Trial's key findings:
- Annual blood tests and ultrasounds helped reduce ovarian cancer deaths
- A 15-28 per cent reduction in deaths was found, depending on the number of years of screening
- Trial found 641 women would need to be screened to prevent one ovarian cancer death over 14 years
There is no standard or routine test for early detection of ovarian cancer — a process known as "screening" to boost survival chances by allowing for treatment to begin as soon as possible after disease onset.
The rare but deadly disease, with few early symptoms, is often diagnosed at a very advanced stage, and about 60 per cent of patients die within five years.
To test whether screening would be useful, researchers conducted a trial with more than 200,000 women between the ages of 50 and 74 in England, Northern Ireland and Wales.
The research team from Britain and Australia divided the women into three groups.
Over an average period of 11.1 years, 50,624 women were given an annual blood test as well as ultrasound scan, another 50,623 an annual scan only, and 101,299 women received no screening.
By the end, 649 of the women in the trial died of ovarian cancer, the team reported in The Lancet medical journal.
Comparing the groups, the researchers calculated a "mortality reduction" ranging from 15-28 per cent depending on the number of years of screening.
On average, death was reduced by 20 per cent.
The researchers calculated that 641 women would need to be screened to prevent one ovarian cancer death over a 14-year period.

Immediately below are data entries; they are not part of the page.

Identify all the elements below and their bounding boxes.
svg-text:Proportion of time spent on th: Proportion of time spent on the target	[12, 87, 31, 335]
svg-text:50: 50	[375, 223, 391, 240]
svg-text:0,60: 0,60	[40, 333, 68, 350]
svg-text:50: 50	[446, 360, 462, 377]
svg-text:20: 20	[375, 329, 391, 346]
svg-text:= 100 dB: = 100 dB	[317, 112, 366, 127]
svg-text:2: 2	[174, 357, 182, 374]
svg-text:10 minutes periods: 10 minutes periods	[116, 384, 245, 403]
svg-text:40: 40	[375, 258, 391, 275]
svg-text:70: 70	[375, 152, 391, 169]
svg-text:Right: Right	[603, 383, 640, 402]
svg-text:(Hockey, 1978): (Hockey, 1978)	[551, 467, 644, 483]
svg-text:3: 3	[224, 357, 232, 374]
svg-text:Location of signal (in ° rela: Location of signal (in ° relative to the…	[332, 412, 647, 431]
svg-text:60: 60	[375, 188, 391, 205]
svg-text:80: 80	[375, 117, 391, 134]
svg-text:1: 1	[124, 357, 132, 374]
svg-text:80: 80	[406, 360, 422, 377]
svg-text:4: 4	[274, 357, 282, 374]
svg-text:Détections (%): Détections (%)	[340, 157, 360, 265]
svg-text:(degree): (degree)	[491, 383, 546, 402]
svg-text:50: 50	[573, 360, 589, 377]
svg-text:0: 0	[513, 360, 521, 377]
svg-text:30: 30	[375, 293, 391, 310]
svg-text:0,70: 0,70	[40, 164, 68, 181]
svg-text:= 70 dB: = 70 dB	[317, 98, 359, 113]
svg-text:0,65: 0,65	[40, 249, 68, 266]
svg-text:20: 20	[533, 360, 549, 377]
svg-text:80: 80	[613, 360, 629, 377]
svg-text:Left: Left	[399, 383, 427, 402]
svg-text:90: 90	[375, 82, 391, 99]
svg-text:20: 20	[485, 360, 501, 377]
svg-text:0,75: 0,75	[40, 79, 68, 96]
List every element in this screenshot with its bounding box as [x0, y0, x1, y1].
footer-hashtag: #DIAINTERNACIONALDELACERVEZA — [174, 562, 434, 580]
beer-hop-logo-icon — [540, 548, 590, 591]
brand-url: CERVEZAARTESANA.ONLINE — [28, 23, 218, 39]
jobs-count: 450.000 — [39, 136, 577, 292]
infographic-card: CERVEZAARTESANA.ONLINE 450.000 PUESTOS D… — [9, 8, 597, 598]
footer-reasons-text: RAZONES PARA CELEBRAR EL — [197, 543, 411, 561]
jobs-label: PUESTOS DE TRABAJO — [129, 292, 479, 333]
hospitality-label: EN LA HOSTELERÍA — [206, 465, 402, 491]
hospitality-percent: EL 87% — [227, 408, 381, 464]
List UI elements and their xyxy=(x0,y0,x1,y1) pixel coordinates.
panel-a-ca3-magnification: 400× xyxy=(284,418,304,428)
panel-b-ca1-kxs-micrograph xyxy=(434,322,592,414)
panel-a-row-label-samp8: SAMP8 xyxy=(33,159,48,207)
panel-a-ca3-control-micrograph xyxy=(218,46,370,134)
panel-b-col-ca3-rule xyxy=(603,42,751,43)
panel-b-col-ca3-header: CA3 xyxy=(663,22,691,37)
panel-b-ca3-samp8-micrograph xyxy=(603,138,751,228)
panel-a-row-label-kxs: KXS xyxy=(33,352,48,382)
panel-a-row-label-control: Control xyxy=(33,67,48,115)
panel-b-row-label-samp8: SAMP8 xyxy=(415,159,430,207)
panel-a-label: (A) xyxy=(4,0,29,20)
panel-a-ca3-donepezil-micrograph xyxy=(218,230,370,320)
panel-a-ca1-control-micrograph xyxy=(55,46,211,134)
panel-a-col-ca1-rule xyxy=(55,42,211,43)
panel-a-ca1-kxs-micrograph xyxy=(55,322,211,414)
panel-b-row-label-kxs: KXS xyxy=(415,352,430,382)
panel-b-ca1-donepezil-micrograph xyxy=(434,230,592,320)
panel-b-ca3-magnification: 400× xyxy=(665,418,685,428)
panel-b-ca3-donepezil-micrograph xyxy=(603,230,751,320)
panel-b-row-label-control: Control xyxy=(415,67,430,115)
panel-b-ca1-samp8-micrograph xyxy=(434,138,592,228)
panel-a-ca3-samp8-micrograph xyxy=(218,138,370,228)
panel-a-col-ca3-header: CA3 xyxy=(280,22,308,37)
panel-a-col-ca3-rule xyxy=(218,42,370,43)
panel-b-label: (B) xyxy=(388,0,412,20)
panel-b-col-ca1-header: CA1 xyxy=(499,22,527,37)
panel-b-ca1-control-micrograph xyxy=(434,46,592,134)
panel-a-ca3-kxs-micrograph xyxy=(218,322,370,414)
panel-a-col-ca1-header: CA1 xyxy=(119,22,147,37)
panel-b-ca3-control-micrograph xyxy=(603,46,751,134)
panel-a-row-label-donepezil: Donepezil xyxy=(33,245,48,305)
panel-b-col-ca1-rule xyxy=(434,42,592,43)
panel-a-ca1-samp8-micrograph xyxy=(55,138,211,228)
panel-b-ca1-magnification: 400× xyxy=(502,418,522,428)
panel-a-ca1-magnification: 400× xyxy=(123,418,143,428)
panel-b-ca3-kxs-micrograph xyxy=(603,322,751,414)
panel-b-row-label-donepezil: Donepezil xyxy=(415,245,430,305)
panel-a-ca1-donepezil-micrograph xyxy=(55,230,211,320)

"The findings are of importance given the limited progress in treatment outcomes for ovarian cancer over the last 30 years," said study co-author Usha Menon of University College London.
Screening improves the chances of diagnosing the disease, but there is also the question of whether it helps the patient, or whether the money spent on investing in testing could be put to other uses.
Ovarian cancer mainly hits older women after menopause, with an added risk from an inherited faulty gene.
Experts who were not involved in the study pointed to the cost implications of screening for this rare cancer.
So-called "false-positive" results meant that three women had surgery for every one case diagnosed, said Adam Shaw of the Guys & St Thomas' NHS Foundation Trust, a research institution.